Maapam dan Tari Salapan Aia Bangih Resmi Jadi Warisan Budaya Takbenda: Pengakuan Negara atas Identitas Pasaman Barat
Baca dalam 60 detik
- Kementerian Kebudayaan menetapkan Maapam dan Tari Salapan Aia Bangih sebagai Warisan Budaya Takbenda Indonesia 2025, mengukuhkan kekayaan budaya Pasaman Barat di tingkat nasional.
- Pengakuan ini membuka peluang peningkatan promosi wisata dan ekonomi kreatif berbasis budaya di Sumatera Barat, sekaligus menuntut regenerasi pelaku budaya.
- Dengan 37 karya budaya Sumbar yang diakui, langkah berikutnya adalah memastikan tradisi ini hidup melalui praktik nyata dan dukungan kebijakan berkelanjutan.

Kementerian Kebudayaan Republik Indonesia secara resmi menetapkan tradisi Maapam dan Tari Salapan Aia Bangih sebagai Warisan Budaya Takbenda (WBTb) Indonesia untuk tahun 2025. Sertifikat penetapan diserahkan Gubernur Sumatera Barat Mahyeldi Ansharullah kepada Asisten Administrasi Umum Setda Pasaman Barat Harlina Syahputri di Aula Kantor Gubernur, Padang, Jumat (28/8). Pengakuan ini bukan sekadar seremoni, melainkan afirmasi negara atas nilai sejarah, sosial, dan budaya yang melekat pada dua ekspresi budaya dari Pasaman Barat.
Maapam, tradisi kuliner khas Minangkabau, lebih dari sekadar kegiatan memasak kue apam dari tepung beras, santan, dan gula aren. Proses memasak dengan tungku berbahan bakar daun kelapa dan kuali besi di ruang terbuka menjadi ritual sosial yang mempererat silaturahmi dan gotong royong. Pada 2020, kegiatan ini bahkan mencatatkan rekor MURI dengan 1.500 tungku yang menyala serentak, sebuah bukti antusiasme warga menjaga tradisi. Sementara itu, Tari Salapan Aia Bangih yang tumbuh di Nagari Aia Bangih merefleksikan nilai kekompakan dan keseimbangan masyarakat setempat, menjadikannya simbol persatuan yang hidup.
Penetapan ini menempatkan Pasaman Barat dalam peta budaya nasional yang semakin kaya. Sepanjang 2025, Sumatera Barat mencatatkan 37 karya budaya sebagai WBTb Indonesia, menunjukkan konsistensi daerah dalam melestarikan identitas. Namun, pengakuan ini juga membawa tantangan: bagaimana memastikan tradisi tidak berhenti sebagai label, melainkan terus dipraktikkan dan diwariskan.
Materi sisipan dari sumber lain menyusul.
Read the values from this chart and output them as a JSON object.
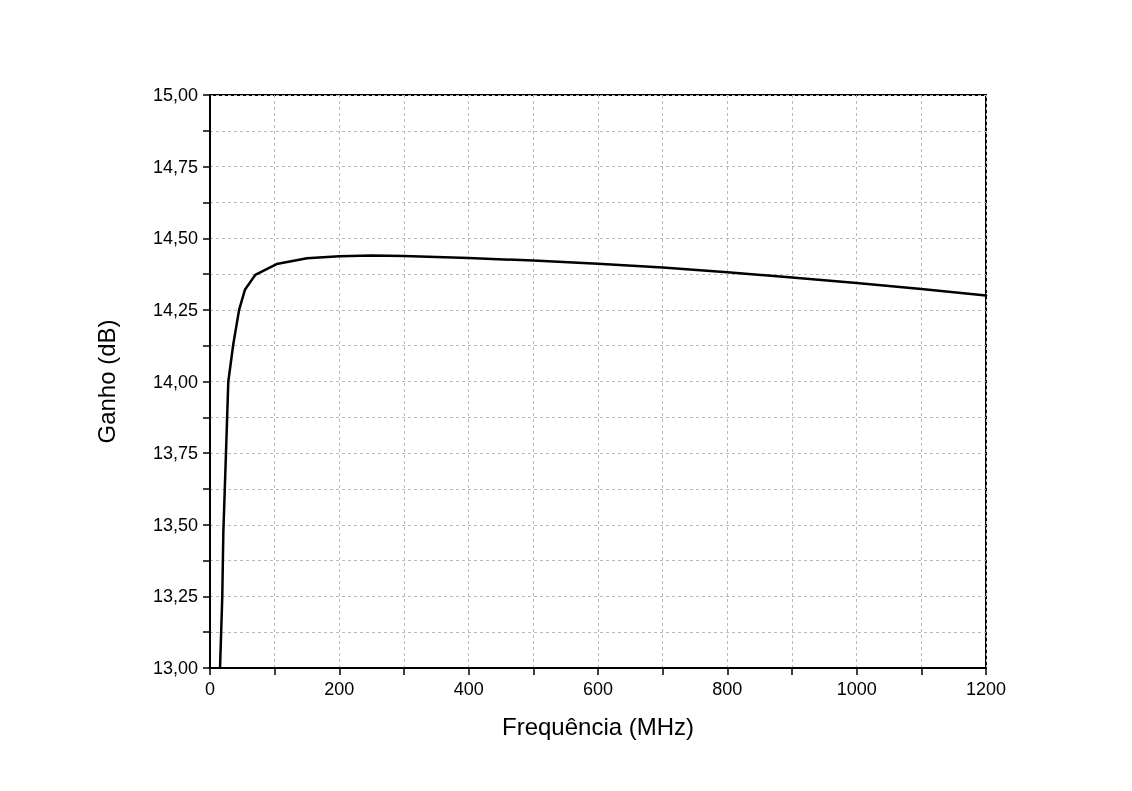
{
  "chart_data": {
    "type": "line",
    "xlabel": "Frequência (MHz)",
    "ylabel": "Ganho (dB)",
    "x": [
      15.5,
      19,
      20.6,
      24.7,
      28.3,
      36,
      45,
      54,
      70,
      103,
      150,
      200,
      250,
      300,
      400,
      500,
      600,
      700,
      800,
      900,
      1000,
      1100,
      1200
    ],
    "series": [
      {
        "color": "#000000",
        "values": [
          13.0,
          13.25,
          13.47,
          13.75,
          14.0,
          14.13,
          14.25,
          14.32,
          14.372,
          14.41,
          14.43,
          14.437,
          14.44,
          14.438,
          14.431,
          14.422,
          14.411,
          14.398,
          14.381,
          14.363,
          14.344,
          14.323,
          14.3
        ]
      }
    ],
    "xlim": [
      0,
      1200
    ],
    "ylim": [
      13,
      15
    ],
    "xticks": [
      0,
      {
        "value": 100,
        "label": null
      },
      200,
      {
        "value": 300,
        "label": null
      },
      400,
      {
        "value": 500,
        "label": null
      },
      600,
      {
        "value": 700,
        "label": null
      },
      800,
      {
        "value": 900,
        "label": null
      },
      1000,
      {
        "value": 1100,
        "label": null
      },
      1200
    ],
    "yticks": [
      {
        "value": 13,
        "label": "13,00"
      },
      {
        "value": 13.125,
        "label": null
      },
      {
        "value": 13.25,
        "label": "13,25"
      },
      {
        "value": 13.375,
        "label": null
      },
      {
        "value": 13.5,
        "label": "13,50"
      },
      {
        "value": 13.625,
        "label": null
      },
      {
        "value": 13.75,
        "label": "13,75"
      },
      {
        "value": 13.875,
        "label": null
      },
      {
        "value": 14,
        "label": "14,00"
      },
      {
        "value": 14.125,
        "label": null
      },
      {
        "value": 14.25,
        "label": "14,25"
      },
      {
        "value": 14.375,
        "label": null
      },
      {
        "value": 14.5,
        "label": "14,50"
      },
      {
        "value": 14.625,
        "label": null
      },
      {
        "value": 14.75,
        "label": "14,75"
      },
      {
        "value": 14.875,
        "label": null
      },
      {
        "value": 15,
        "label": "15,00"
      }
    ],
    "grid": true,
    "marker": "none",
    "line_style": "solid"
  }
}
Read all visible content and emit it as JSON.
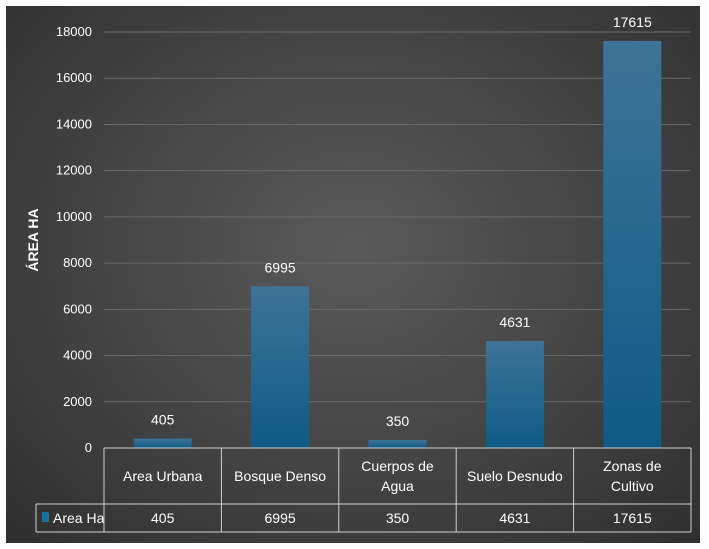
{
  "chart_data": {
    "type": "bar",
    "categories": [
      "Area Urbana",
      "Bosque Denso",
      "Cuerpos de Agua",
      "Suelo Desnudo",
      "Zonas de Cultivo"
    ],
    "category_lines": [
      [
        "Area Urbana"
      ],
      [
        "Bosque Denso"
      ],
      [
        "Cuerpos de",
        "Agua"
      ],
      [
        "Suelo Desnudo"
      ],
      [
        "Zonas de",
        "Cultivo"
      ]
    ],
    "series": [
      {
        "name": "Area Ha",
        "values": [
          405,
          6995,
          350,
          4631,
          17615
        ]
      }
    ],
    "title": "",
    "xlabel": "",
    "ylabel": "ÁREA HA",
    "ylim": [
      0,
      18000
    ],
    "yticks": [
      0,
      2000,
      4000,
      6000,
      8000,
      10000,
      12000,
      14000,
      16000,
      18000
    ],
    "data_labels": true,
    "data_table": true,
    "grid": true,
    "colors": {
      "bar_top": "#3f7397",
      "bar_bottom": "#0f5a86",
      "background": "#474747",
      "gridline": "#6a6a6a",
      "table_line": "#d0d0d0",
      "legend_key": "#1a6fa0"
    }
  }
}
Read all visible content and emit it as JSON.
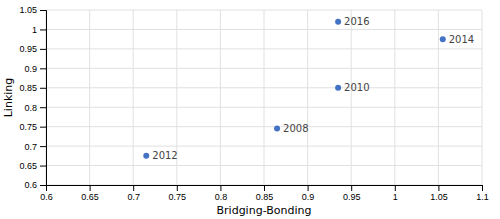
{
  "chart_data": {
    "type": "scatter",
    "x": [
      0.715,
      0.865,
      0.935,
      0.935,
      1.055
    ],
    "values": [
      0.675,
      0.745,
      0.85,
      1.02,
      0.975
    ],
    "labels": [
      "2012",
      "2008",
      "2010",
      "2016",
      "2014"
    ],
    "color": "#4472C4",
    "xlabel": "Bridging-Bonding",
    "ylabel": "Linking",
    "xlim": [
      0.6,
      1.1
    ],
    "ylim": [
      0.6,
      1.05
    ],
    "xticks": [
      0.6,
      0.65,
      0.7,
      0.75,
      0.8,
      0.85,
      0.9,
      0.95,
      1,
      1.05,
      1.1
    ],
    "yticks": [
      0.6,
      0.65,
      0.7,
      0.75,
      0.8,
      0.85,
      0.9,
      0.95,
      1,
      1.05
    ],
    "grid": true
  }
}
Gubernur Mahyeldi menekankan bahwa tugas selanjutnya bukan hanya menjaga sertifikat, tetapi memastikan warisan tetap hidup dan dicintai generasi muda.
Bagi Indonesia, pengakuan WBTb memiliki dampak strategis. Selain memperkuat diplomasi budaya, status ini membuka peluang pengembangan pariwisata berbasis komunitas dan ekonomi kreatif. Desa-desa budaya seperti Aia Bangih berpotensi menjadi destinasi wisata edukatif, menarik minat wisatawan domestik maupun mancanegara. Namun, tanpa regenerasi pelaku budaya dan dukungan kebijakan yang berkelanjutan, tradisi ini bisa kehilangan ruhnya di tengah arus modernisasi.
Pemerintah Kabupaten Pasaman Barat menyampaikan apresiasi kepada pemerintah provinsi, Kementerian Kebudayaan, serta para pelaku budaya, seniman, dan ninik mamak yang konsisten menjaga warisan ini. Harlina Syahputri, mewakili pemkab, menegaskan bahwa penetapan ini menjadi pengingat bahwa budaya adalah identitas hidup, bukan sekadar peninggalan masa lalu. Ia berharap pengakuan ini memacu semangat kolektif untuk terus mempraktikkan dan mengajarkan tradisi kepada generasi penerus.
Ke depan, pertanyaan yang mengemuka adalah sejauh mana penetapan ini mampu mendorong kebijakan perlindungan yang lebih konkret, seperti pendanaan kegiatan budaya, dokumentasi digital, dan integrasi tradisi dalam kurikulum pendidikan lokal. Jika tidak diikuti langkah nyata, pengakuan resmi bisa menjadi sekadar catatan administratif. Namun, dengan semangat komunitas yang telah terbukti melalui rekor MURI, optimisme untuk menjaga Maapam dan Tari Salapan tetap hidup tampaknya beralasan.